On appeal, both parties conceded that trial counsel’s performance was deficient.  The question was whether Hope was prejudiced– in other words, if the instruction had been given, was there a reasonable probability that the outcome of the proceeding would have been different?  United States v. Luck, 611 F.3d 183, 189 (4th Cir. 2010) (great case, by the way). The Court essentially found that Hope was not prejudiced because the trial court repeatedly instructed the jury that the State must prove Hope guilty beyond a reasonable doubt. The Court also defined reasonable doubt and told the jury that Hope was presumed innocent. Also, the Court noted, the crucial issue was witness credibility and the parties presented the jury with two very different, and factually irreconcilable, situations. The Court found that the jury clearly did not credit Hope’s witnesses, therefore the jury would not have been swayed by the inclusion of an alibi instruction. Hope argued that his co-defendants’ testimonies were suspect because they received deals, but the Court found their potential bias to have been adequately covered in counsel’s closing argument.   In short, the Court found the case against Hope to be pretty solid.  The Court found that Hope failed to demonstrate that the PCR court unreasonably applied federal law, as required by habeas review, and therefore denied him relief…

Now for the interesting part.  Judge Thacker’s dissent.

“Jurors are not experts in legal principles; to function effectively, and justly, they must accurately instructed in the law.”  Carter v. Kentucky, 450 U.S. 288, 302 (1981). In this case, South Carolina’s alibi instruction would have educated the jurors that the State was required to disprove Maurice Hope’s alibi defense in order to convict him (emphasis in original).”

Judge Thacker takes this all back to first principles– the State is constitutionally obliged, as a requirement of due process– to prove the element of every crime beyond a reasonable doubt.
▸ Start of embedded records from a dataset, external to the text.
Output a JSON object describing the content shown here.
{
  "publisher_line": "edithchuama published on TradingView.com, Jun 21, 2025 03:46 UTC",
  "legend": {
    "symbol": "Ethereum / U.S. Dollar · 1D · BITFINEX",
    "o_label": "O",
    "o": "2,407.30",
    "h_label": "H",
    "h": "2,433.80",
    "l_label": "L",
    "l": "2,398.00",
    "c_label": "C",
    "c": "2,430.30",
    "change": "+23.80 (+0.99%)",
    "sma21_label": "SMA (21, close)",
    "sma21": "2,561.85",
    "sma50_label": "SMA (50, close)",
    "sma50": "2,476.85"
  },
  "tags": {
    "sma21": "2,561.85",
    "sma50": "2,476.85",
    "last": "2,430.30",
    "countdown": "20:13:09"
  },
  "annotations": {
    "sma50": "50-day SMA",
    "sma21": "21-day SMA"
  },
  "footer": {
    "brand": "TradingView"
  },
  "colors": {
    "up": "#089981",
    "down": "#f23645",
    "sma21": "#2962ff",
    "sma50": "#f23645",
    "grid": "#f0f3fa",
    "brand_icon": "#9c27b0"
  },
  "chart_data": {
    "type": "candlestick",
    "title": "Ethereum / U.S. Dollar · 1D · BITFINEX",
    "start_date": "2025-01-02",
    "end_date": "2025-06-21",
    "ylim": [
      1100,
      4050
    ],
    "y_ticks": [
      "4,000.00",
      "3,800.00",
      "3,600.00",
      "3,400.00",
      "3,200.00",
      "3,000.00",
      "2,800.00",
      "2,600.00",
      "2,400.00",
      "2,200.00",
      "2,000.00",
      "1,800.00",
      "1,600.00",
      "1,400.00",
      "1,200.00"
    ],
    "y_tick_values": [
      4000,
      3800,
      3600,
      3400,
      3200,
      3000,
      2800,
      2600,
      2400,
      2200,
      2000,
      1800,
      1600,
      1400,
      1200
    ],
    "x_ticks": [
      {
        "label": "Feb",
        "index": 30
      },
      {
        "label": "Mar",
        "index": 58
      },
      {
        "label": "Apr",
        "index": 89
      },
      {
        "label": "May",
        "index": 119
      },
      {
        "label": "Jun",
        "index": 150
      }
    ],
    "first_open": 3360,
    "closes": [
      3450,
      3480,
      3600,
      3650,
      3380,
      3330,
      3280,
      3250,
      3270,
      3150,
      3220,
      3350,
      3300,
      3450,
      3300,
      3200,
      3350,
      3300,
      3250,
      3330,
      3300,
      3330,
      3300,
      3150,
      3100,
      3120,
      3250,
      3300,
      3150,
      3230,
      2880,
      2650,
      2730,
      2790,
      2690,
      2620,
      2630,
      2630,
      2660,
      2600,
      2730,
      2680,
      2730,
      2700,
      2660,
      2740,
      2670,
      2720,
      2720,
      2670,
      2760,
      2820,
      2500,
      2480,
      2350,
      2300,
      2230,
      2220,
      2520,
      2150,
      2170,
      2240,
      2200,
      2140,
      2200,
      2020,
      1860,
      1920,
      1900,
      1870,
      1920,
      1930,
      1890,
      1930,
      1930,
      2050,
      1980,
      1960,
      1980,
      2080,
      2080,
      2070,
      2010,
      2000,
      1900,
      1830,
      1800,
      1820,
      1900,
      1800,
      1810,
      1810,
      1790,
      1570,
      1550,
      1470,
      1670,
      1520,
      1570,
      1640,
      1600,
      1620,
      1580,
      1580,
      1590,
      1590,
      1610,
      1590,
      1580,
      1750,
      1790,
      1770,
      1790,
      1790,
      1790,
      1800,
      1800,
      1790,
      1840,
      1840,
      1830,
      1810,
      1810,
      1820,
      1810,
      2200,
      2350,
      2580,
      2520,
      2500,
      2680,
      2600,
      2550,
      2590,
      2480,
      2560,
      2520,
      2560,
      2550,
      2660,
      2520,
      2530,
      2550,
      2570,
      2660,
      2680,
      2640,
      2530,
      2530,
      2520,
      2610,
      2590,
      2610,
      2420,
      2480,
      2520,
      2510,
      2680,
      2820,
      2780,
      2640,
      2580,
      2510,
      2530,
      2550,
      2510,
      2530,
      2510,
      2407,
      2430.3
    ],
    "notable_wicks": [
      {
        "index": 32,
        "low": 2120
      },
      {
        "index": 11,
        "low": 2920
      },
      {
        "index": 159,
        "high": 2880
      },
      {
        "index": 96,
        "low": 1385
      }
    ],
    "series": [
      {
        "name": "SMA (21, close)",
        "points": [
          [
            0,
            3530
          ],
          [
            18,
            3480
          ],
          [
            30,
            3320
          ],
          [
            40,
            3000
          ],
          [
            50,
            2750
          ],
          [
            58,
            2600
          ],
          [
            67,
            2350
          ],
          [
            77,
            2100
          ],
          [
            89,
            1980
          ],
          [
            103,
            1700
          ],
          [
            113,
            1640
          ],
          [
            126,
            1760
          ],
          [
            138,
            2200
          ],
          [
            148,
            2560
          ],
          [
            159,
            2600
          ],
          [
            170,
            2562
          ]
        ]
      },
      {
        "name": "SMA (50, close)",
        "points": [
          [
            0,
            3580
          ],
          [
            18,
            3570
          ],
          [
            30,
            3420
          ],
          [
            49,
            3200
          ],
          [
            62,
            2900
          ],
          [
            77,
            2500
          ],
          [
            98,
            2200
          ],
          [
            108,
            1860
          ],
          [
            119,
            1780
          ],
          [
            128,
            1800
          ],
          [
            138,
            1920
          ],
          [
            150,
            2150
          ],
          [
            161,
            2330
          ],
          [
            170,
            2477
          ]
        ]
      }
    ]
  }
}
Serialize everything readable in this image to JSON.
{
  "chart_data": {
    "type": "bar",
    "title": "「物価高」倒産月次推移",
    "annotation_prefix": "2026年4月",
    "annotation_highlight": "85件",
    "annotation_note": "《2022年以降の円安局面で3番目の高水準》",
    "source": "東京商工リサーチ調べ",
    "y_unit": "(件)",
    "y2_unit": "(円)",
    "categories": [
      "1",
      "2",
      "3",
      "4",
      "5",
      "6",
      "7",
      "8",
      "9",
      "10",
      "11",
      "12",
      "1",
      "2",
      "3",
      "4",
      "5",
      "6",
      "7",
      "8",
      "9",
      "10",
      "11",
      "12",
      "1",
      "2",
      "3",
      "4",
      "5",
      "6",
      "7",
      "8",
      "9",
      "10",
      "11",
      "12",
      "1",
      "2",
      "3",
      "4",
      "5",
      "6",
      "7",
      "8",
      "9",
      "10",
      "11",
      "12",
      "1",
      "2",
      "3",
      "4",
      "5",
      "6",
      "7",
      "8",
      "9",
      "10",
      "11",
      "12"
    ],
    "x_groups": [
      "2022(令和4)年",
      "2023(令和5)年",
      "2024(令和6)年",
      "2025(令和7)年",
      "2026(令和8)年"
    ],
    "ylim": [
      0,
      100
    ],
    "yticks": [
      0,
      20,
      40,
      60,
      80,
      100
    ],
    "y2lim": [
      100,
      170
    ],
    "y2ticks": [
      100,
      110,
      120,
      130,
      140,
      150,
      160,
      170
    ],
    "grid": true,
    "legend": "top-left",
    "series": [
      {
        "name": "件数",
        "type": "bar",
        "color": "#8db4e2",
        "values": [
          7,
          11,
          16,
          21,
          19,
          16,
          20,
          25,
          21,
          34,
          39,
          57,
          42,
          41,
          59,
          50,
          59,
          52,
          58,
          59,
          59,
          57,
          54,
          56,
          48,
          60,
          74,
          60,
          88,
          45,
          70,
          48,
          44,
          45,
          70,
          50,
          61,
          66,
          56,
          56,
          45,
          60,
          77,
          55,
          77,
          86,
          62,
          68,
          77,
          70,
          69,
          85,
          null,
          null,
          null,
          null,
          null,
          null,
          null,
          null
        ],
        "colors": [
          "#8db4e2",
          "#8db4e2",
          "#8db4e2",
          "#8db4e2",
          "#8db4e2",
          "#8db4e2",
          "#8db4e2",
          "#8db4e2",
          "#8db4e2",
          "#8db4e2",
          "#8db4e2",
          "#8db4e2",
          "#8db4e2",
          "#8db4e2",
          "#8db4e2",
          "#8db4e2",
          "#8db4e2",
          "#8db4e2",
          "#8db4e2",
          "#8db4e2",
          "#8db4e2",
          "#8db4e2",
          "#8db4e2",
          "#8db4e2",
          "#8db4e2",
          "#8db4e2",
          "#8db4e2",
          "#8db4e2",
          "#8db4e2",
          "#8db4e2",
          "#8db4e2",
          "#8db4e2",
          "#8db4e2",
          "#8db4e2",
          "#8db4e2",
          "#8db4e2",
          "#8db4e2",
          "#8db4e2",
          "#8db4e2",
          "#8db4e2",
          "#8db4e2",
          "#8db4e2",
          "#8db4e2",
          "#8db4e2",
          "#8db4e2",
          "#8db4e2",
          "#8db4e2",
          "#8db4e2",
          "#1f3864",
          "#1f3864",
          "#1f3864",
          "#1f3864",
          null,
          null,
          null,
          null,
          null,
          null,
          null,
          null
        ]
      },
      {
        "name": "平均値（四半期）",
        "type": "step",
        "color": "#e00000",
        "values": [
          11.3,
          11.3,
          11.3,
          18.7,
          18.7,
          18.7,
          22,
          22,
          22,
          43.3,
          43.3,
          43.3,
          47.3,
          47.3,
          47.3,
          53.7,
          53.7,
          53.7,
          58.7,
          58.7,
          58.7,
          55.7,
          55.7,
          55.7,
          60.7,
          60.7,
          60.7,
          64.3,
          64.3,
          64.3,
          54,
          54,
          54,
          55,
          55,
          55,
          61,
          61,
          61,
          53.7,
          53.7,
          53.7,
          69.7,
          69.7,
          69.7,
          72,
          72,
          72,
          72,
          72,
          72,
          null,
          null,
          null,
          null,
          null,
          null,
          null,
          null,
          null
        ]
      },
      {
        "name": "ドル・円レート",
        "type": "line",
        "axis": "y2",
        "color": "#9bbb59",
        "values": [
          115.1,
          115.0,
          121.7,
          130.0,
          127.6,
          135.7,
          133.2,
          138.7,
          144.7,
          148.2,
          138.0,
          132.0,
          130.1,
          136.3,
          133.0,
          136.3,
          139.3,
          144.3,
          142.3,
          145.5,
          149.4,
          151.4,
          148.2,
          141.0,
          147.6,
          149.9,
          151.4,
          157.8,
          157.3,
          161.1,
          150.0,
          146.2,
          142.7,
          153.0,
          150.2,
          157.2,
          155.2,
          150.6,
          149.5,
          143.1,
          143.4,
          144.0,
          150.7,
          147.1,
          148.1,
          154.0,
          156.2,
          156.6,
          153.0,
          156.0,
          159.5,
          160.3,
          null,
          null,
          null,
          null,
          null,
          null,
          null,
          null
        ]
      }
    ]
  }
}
In re Winship, 397 U.S. 358 (970); Sandstrom v. Montana, 442 U.S. 510 (1979). “Following Winship, the Supreme Court recognized the importance of accurate, explicit, and complete jury instructions where laymen are required to understand the government’s burden.” Judge Thacker notes that South Carolina’s alibi instruction specifically states that the burden is on the State to disprove the alibi.  She also notes that it is black-letter South Carolina law that the failure to request an alibi instruction is deficient, and that the failure to give it upon request requires reversal.  See State v. Burriss, 513 S.E.2d 104 (S.C. 1999). Judge Thacker also seems to take a different view of the strength of the State’s case. “And where, like here, a trial is “essentially…a swearing contest” with “skeletal instructions” and the risk of “harmful inferences,” there is a “heightened” risk that incomplete jury instructions will affect the outcome of a trial.”  Taylor v. Kentucky, 436 U.S. 478, 487-88 (1978). Judge Thacker proclaims the State’s case “incredibly weak.” Judge Thacker then proceeds to detail the evidence which shows, truly, just how weak the State’s case was.  I certainly hope the full court decides to take a look at this case. Jury instructions can fairly be considered sacrosanct. They are the statements of law that we require our juries to apply to the facts of a case.  It is simply not too much to ask that trial counsel get it right, especially when the instruction at issue is the very defense that a defendant offers to preserve his liberty. The Fourth Circuit’s majority opinion takes too cavalier an attitude towards this issue, in my humble opinion.